Vers la banalisation de l’éthique
Face au manque de considération à l’égard des personnes du 3ème âge, Michel Djivo, sociologue et enseignant à l’Université d’Abomey-Calavi, s’offusque : « C’est un véritable dérapage de la part de nos enfants et parents qui se donnent du plaisir à banaliser les personnes qui ont du poids sur l’âge ». Un parent est d’abord et avant tout une personne ressource, qui a une expérience de vie plus ou moins considérable, et donc mérite un maximum de respect de la part de ses enfants et par ricochet de son environnement immédiat. Alors, « l’on a le devoir moral en tant que parent de rapprocher ces personnes assez vulnérables de la société vers soi pour leur donner un maximum de confort avant leur rappelle à Dieu. Ils ont besoin simplement d’un peu d’attention et d’affection », a laissé entendre le Sociologue.

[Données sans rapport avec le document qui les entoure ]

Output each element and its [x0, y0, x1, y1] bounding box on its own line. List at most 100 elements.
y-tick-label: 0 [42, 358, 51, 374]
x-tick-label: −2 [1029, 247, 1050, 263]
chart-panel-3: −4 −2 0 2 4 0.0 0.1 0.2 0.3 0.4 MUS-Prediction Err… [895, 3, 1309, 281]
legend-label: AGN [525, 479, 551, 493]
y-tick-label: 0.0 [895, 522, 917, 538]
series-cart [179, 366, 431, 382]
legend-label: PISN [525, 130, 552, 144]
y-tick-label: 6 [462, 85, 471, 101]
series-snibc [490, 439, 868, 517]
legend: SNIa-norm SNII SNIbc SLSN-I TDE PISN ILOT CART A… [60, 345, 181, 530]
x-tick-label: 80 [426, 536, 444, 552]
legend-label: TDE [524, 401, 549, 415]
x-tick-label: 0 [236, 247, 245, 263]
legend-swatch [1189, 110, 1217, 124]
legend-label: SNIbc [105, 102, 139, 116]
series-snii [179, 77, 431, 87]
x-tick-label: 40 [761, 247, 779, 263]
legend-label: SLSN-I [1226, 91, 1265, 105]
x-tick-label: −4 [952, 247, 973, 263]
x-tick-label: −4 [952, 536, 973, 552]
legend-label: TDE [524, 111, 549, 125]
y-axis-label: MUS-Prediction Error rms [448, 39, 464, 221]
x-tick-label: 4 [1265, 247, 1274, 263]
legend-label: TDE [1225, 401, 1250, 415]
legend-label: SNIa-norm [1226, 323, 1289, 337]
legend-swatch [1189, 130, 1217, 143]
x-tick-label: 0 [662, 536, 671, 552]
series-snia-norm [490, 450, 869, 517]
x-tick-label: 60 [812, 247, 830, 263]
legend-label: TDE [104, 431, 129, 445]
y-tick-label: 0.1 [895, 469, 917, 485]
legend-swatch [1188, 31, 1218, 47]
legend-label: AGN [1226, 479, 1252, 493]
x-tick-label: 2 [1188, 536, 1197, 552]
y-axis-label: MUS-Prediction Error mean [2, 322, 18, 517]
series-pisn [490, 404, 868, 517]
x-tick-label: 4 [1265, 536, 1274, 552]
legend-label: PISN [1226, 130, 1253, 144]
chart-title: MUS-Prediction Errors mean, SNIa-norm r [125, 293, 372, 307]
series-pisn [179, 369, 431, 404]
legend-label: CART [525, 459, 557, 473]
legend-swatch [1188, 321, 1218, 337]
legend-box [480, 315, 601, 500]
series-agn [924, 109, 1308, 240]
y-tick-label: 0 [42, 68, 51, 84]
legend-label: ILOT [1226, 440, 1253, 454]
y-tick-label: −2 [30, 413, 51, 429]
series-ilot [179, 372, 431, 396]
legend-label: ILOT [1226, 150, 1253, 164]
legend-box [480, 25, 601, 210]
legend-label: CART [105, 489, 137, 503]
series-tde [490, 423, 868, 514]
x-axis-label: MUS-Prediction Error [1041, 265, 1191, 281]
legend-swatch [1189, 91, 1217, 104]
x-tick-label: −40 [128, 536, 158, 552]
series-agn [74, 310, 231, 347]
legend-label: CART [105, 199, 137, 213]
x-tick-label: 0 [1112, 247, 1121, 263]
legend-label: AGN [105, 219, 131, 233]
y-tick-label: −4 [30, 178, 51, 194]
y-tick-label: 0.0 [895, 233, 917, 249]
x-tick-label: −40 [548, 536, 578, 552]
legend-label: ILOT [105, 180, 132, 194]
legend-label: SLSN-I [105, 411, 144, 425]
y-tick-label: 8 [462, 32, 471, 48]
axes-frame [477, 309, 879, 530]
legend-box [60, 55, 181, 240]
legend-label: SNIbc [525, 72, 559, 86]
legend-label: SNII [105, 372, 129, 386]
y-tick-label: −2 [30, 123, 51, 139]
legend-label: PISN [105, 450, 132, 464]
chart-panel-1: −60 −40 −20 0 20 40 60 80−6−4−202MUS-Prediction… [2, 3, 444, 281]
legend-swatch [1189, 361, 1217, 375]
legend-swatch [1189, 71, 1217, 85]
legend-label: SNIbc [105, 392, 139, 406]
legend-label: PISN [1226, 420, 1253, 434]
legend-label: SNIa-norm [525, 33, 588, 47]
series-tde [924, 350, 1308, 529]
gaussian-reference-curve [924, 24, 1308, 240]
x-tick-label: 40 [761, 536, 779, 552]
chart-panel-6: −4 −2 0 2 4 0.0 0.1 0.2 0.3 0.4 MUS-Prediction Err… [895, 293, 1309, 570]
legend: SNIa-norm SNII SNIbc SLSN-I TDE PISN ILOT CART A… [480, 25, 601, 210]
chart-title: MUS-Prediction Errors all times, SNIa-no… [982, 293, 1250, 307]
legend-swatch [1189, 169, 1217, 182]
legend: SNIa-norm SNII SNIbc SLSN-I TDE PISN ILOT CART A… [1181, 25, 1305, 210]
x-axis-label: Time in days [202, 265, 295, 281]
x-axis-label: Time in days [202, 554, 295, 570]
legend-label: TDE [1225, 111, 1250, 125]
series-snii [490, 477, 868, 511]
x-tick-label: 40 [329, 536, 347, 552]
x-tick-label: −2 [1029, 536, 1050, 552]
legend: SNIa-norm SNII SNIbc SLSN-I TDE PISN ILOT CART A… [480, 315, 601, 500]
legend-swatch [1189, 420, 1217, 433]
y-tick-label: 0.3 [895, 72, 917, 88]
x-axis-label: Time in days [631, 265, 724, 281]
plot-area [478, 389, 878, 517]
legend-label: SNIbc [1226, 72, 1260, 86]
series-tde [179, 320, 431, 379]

Des écarts de langages, des caractères déviants
Dans les rues, tout comme au sein des ménages, les vieillards sont pour la plupart accusés de sorcellerie. Une réalité africaine qui, à en croire les personnes rencontrées, est le propre des vieillards. Sont-ils à la base des morts subites enregistrées dans les concessions, des échecs répétés dans les entreprises de certains membres de la famille. Aussi, les personnes du 3ème âge constituaient des charges pour certains. « Dans la maison, c’est eux qui parlent beaucoup, qui injurient comme ce n’est pas permis, en un mot, ils délirent. Parfois, quand on les écoute, on sent qu’ils déraisonnent, croyant que c’est de bonnes leçons qu’ils donnent », fait savoir ‘’maman savon’’, une commerçante à Cotonou. A en croire le Sociologue Djivo, les raisons évoquées pour justifier les comportements eu des uns et des autres à l’égard des personnes âgées sont de fausses allégations et des procès d’intentions, sans fondement aucun. « Reconnaissons d’abord que nous sommes en Afrique et que la sorcellerie n’a pas d’âge. Tel un petit enfant peut avoir ça, de même un grand peut l’avoir aussi. Il faut relativiser les choses », a-t-il souligné.
Mais, il n’en demeure pas moins que le ver est dans le fruit puisque les personnes âgées en font parfois de trop à travers leurs comportements au quotidien. Ils s’inviter dans les affaires qui ne sont pas les leurs. Cette façon d’agir n’est souvent pas du goût de certaines personnes qui, voulant montrer leur désaccord tiennent des propos discourtois à leur endroit.